Central Florida's Independent Jewish Voice

Survivors talk about Kristallnacht

This year marks the 75th anniversary of Kristallnacht, the "night of broken glass" that scholars identify as the beginning of Hitler's Final Solution. Arts and cultural groups throughout Central Florida have worked collaboratively throughout the year to provide an impressive array of programs that explore the impact of that night. These programs included exhibits, films, concerts, and lectures, each planned to remind us of the devastating cost of prejudice and intolerance. Hundreds of people, many of whom have never visited the Holocaust Center or had an opportunity to think about how the Holocaust took place, are now more aware of the importance of remembrance.

Of all the events presented at the Center and elsewhere, one of the most touching was a program at the Center on Oct. 27, a panel of three local people who survived the Kristallnacht pogrom-Eva Ritt, Harry Lowenstein and Sonia Marchesano-along with panel moderator Richard Gair, provided a standing-room only audience of more 120 with personal accounts of the night that changed their lives.

Eva Ritt was a child in Hamburg, Germany on Kristallnacht, Nov. 9-10, 1938. She told about that city's history of destruction of synagogues and closing of schools, deportations, and death. She and her family survived that night, and were able to escape in May 1940, sailing on the last ship to leave Europe. They left behind family members, many of whom died in Auschwitz. "It came so close," she said. "When we left we took the train to the border. The Germans told my father that his papers were not in order. The Italians said we could go. There were so many ways that we might not have made it. If we had left the next day, it would have been too late."

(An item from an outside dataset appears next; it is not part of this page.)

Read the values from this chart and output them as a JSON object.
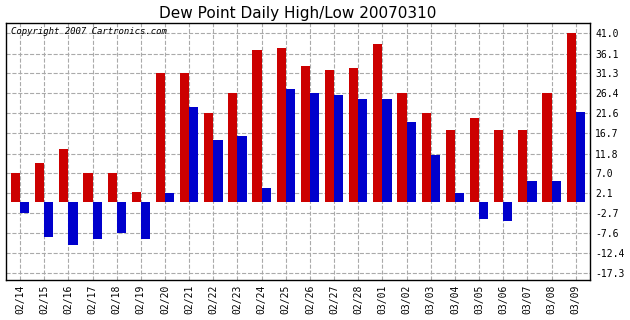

Harry Lowenstein, who now lives in Kissimmee, was born in Westphalia, Germany. Troubles began for the family in 1935 with limits on his father's business. In spite of increasing restrictions under the Nazis, his recollection was that most people in his village were not at all anti-Semitic. On Kristallnacht the destruction was done by outside agitators, Lowenstein said, breaking windows and confiscating items of value in their home. Lowenstein's father was taken to Buchenwald, but was allowed to return about six weeks later. The synagogue, which had served just seven families in the town, was burned to the ground.

Sonia Marchesano's family owned a store in Frankfort, Germany. The store was taken away from them prior to Kristallnacht, and the family had to leave the apartment above the store where they had been living. On Kristallnacht, Sonia's mother was in the hospital giving birth to a new daughter and Sonia was staying with an aunt. She remembers clearly the men who invaded the home looking for her uncle, who had been warned by neighbors that trouble was imminent. Furniture was overturned and possessions thrown out of the window and destroyed. "I was only six," Sonia said, "but I can never forget it. It was horrendous." Her father was taken to Buchenwald, was let go after 10 weeks. The family managed to flee-with no possessions-to England, where they lived until the end of the war.

The recollections of these survivors, whose families managed to escape, provide a poignant reminder of the need to be vigilant. The stories of their childhood, where danger was so near and the losses so great, should help us understand why the promise of "never again" must never be forgotten.